Vampire Survivors is criminally underpriced. I clocked in for every achievement at 91 hours – so, if every run is 30 minutes long (barring incomplete/failed runs or special stages that clock in at 15 minutes or less), that means I’ve likely done around 182 runs. If this were an arcade game – and let’s be generous and assume it’s 25 cents a run – it would’ve cost me around $45 and 50 cents to “complete” Vampire Survivors.

Vampire Survivors is at once an empty sandbox, where oceans of enemies seem only to inhabit an infinitely looping Hanna-Barbera background and they aren’t allowed to exist outside of your screen. Nothing exists outside of your screen. You’re unable to outrun the monsters. The space between is a wasteland of tilesets and sprites. The only noteworthy events and special items are usually located on the periphery of each stage.

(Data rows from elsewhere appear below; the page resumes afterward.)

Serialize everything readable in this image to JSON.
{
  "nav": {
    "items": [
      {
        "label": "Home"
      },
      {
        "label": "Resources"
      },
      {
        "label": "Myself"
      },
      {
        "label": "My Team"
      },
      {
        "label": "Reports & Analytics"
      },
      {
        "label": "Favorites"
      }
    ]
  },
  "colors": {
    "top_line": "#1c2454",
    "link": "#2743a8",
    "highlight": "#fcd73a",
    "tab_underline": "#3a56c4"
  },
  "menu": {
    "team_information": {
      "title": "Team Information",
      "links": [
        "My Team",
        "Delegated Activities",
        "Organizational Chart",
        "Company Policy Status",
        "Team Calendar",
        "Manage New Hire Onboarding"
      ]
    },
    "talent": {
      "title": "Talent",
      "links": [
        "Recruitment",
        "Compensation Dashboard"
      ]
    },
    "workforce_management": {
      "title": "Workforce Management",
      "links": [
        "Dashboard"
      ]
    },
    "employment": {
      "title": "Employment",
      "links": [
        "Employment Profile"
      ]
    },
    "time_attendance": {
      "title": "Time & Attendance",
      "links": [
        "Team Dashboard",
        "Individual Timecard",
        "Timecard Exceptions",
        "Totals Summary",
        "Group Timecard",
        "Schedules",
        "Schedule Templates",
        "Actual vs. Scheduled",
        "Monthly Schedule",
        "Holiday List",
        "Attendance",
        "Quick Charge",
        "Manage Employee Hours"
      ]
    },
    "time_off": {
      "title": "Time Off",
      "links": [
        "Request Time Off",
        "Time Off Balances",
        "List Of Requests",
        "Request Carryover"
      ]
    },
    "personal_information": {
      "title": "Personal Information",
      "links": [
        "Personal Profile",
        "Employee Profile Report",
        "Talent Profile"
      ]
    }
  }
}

The wild thing is that 30 minutes is usually more than enough time to collect everything.

Vampire Survivors ain’t about the taste.



Honestly I picked this game up because I saw Jerma playing it. I was drunk and I had five bucks to spare and I thought, y’know, fuck it. Might as well have another game in rotation. Took a few runs before it started to click.

I used to drink and game often. Definitely played Vampire Survivors drunk a lot. Last year was probably the worst of it. But now I’m 3 months sober and what’s most surprising is how playing it feels the same. It’s definitely more of a warmup or cooldown game, if I had to categorize it; the kind of game you play when you’re waking up, or about to fall asleep.

It’s not bad to be honest.

I’m not going to lie to you and say that this game doesn’t manipulate players psychologically, but also most games manipulate players psychologically? At least to some extent, some games more than others (but not nearly as bad as some have described this game as being imo).

If you were to surgically remove or alter the elements of Vampire Survivors, or reverse-engineer a proper “roguelike/lite” experience out of it, would it really be a better game for it? I don’t know. Is the Binding of Isaac a better game because its RNG elements become more of a determining factor in your success overall? I don’t know. Do I just want some roguelike games to tell me exactly what its items do instead of sinking countless hours into one and praying that its RNG decides to not fuck me for a single run? Absolutely.

Still, I did “finish” this game after 91 hours and I feel comfortable putting it down. I can’t say that I necessarily enjoyed each and every hour of Vampire Survivors (especially towards the end, where completionism was the main goal instead of just playing for additional content / unlocks (and I’m also not going to finish every map with every character, because you don’t really get anything for having done so)) but it was nothing if not one of the games I’ve ever played.

Erato_Heti’s review is a great counterpoint to this. I think it’s a great review. I don’t 100% agree with the conclusions but it’s not like critique of the game itself is a personal attack on people that enjoy the game. Vampire Survivors is not a high maintenance, cerebral game. It’s junk food.

It’s not super mentally stimulating, it won’t enrich your soul in any meaningful way, and it likely won’t dramatically alter the trajectory of your life – but it doesn’t need to.

Junk food’s not terrible in moderation, but you can’t subsist on a diet of snacks.

It’s definitely no lamb and chicken over rice.